Cost– based on design, a contractor (house) or programmer (software) will give you an estimate of cost for your project.  Based on your budget, you will either move forward with development or head back to design and go through the process again.

Permitting-Permitting for a house means that all your paperwork will be submitted to the governing group to get permission to do the job.  In the software world, this happens a lot quicker and because it is typically the same agency, it is normally wrapped into the cost area.  During this phase, the developer looks at everything and determines if things have been issued correctly or if anything major is missing.

Development/Construction– It is always exciting to see the slab get poured on a house and then the walls go up.  The same is true in programming.  The workers create your structure/software to meet the specifications that were detailed in your plan.

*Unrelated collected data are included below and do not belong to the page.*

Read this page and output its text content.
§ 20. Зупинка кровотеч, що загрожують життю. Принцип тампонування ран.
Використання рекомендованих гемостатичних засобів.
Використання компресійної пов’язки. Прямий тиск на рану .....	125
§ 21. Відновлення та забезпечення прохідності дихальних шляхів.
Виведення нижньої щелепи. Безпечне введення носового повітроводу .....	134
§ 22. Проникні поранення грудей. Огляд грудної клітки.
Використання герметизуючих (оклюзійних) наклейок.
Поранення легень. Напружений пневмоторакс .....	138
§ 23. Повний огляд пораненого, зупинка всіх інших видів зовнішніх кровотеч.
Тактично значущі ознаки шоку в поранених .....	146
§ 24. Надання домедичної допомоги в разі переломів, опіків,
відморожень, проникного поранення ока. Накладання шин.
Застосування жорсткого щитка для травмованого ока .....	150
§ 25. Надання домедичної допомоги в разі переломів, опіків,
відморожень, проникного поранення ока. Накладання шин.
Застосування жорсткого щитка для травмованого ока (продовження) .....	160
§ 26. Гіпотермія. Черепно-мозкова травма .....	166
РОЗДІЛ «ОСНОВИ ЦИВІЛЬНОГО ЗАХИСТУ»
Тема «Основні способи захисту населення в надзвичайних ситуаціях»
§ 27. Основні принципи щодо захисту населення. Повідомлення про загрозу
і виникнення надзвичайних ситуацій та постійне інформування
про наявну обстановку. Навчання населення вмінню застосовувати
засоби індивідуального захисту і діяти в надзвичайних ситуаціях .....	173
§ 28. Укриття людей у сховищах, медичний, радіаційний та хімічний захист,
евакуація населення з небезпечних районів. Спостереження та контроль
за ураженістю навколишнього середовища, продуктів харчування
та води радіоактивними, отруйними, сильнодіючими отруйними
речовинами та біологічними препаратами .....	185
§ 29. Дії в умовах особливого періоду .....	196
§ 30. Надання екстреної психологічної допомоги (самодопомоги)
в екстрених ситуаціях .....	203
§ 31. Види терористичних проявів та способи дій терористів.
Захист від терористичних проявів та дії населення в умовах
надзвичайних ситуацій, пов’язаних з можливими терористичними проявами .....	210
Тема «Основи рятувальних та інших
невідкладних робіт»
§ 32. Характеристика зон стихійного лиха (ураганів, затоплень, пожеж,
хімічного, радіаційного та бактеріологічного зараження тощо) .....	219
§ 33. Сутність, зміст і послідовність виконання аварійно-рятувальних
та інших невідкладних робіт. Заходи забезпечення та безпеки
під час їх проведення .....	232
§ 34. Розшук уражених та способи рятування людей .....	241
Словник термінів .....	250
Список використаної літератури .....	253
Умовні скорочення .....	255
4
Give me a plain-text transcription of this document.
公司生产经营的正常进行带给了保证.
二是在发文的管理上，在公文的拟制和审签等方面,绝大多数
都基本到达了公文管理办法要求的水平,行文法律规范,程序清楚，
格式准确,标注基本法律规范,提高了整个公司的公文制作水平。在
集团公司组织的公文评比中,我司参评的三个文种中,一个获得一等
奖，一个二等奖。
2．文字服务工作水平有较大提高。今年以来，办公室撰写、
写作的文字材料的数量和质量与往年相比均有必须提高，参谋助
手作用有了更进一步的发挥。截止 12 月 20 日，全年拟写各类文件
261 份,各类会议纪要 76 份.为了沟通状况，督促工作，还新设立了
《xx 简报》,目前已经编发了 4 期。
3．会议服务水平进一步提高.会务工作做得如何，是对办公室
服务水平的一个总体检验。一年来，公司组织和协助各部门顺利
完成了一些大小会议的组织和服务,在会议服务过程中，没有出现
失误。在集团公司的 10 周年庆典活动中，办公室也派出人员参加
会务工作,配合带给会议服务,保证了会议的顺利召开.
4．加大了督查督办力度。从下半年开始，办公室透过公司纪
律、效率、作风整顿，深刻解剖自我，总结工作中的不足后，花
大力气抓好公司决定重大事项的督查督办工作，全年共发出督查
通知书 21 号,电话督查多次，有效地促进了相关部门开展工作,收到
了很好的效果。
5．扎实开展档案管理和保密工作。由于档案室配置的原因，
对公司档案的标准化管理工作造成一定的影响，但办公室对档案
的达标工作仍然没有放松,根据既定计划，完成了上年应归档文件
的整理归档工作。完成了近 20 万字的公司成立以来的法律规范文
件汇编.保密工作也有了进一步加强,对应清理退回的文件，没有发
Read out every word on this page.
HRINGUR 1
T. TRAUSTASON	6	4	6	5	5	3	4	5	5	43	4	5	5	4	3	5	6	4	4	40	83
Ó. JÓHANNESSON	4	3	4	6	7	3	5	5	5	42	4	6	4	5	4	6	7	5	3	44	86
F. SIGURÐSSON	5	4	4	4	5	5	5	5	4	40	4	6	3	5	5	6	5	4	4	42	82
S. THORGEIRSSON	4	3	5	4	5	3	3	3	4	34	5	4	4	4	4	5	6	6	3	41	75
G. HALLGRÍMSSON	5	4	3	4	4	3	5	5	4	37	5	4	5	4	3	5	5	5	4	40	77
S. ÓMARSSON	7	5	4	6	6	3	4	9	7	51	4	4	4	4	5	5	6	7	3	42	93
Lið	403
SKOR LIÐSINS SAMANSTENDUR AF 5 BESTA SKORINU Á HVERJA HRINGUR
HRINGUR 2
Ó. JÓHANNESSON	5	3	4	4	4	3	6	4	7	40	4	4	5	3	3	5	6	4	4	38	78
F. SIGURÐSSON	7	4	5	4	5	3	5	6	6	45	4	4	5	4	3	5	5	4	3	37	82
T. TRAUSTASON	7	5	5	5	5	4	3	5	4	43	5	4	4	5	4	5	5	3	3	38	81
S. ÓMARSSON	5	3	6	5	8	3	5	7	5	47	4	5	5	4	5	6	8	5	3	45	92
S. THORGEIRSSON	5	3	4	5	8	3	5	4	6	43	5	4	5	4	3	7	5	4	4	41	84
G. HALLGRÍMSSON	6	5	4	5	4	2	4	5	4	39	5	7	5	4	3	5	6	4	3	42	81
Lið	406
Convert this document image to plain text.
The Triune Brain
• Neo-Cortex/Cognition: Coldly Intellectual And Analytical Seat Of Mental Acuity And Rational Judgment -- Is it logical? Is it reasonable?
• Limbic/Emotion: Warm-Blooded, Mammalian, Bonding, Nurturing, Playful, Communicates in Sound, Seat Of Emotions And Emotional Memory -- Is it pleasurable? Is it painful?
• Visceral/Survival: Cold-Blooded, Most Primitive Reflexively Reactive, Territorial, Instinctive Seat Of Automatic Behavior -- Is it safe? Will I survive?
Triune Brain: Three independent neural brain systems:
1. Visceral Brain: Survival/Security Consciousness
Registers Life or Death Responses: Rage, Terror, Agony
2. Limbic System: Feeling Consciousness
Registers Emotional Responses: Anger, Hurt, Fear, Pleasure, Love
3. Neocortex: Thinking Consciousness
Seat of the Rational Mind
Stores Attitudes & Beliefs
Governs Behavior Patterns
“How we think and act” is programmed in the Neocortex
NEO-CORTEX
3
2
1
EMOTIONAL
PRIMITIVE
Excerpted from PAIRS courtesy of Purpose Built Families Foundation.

QA/Inspection– Just like a house undergoes inspections, software goes under QA.  In a house, they check various things: wall strength, wiring, plumbing, and special items.  QA (Quality Assurance) does this in the programming world.  They meticulously walk through the code, testing to make sure everything is working correctly.  If it is not, it is sent back to be worked on again.  This causes delays just as it does in a building world.  The programmers/builders must reschedule their work to accommodate the changes and get the work right.  Their other projects go into jeopardy.  They have to work extra hours to get it all in.   No one likes to fail inspection or QA but it is better to fail at the inspection level/QA than once you have taken ownership.

UAT (User Acceptance Training)/Walkthrough– As you near the completion of your project, you are able to walk through the house or software.  You are able to look at everything and see if it is where you thought it would be.  Changes at this point can be costly.  If it is a minor change that still falls within the initial design spec, it may be taken care of, but if it is a major adjustment, the wall is not where you thought it would be, then you must go back to phase 1 (design).  Looking at the steps above, you can understand why you hope that there is nothing major at this point.  All the work will have to be redone.  The plans will have to be redrawn, the piece that requires modification must be torn down, construction/development redone, QA/inspections redone and UAT/walkthrough completed again.  Changes at this phase are a cost and timeline killer.

Rollout to Production/ CO(Certificate of Occupancy)-Once your house or software is completed, you receive your CO or have your product rolled to production.  Yay!!! You can now move in and start using your home/software.

Warranty period– different companies have different warranties.  Check with your builder/provider to make sure you know and take advantage of this critical period of time.

Understanding the process when building or customizing software will help you be more efficient and productive and can relieve stress between you and your builder.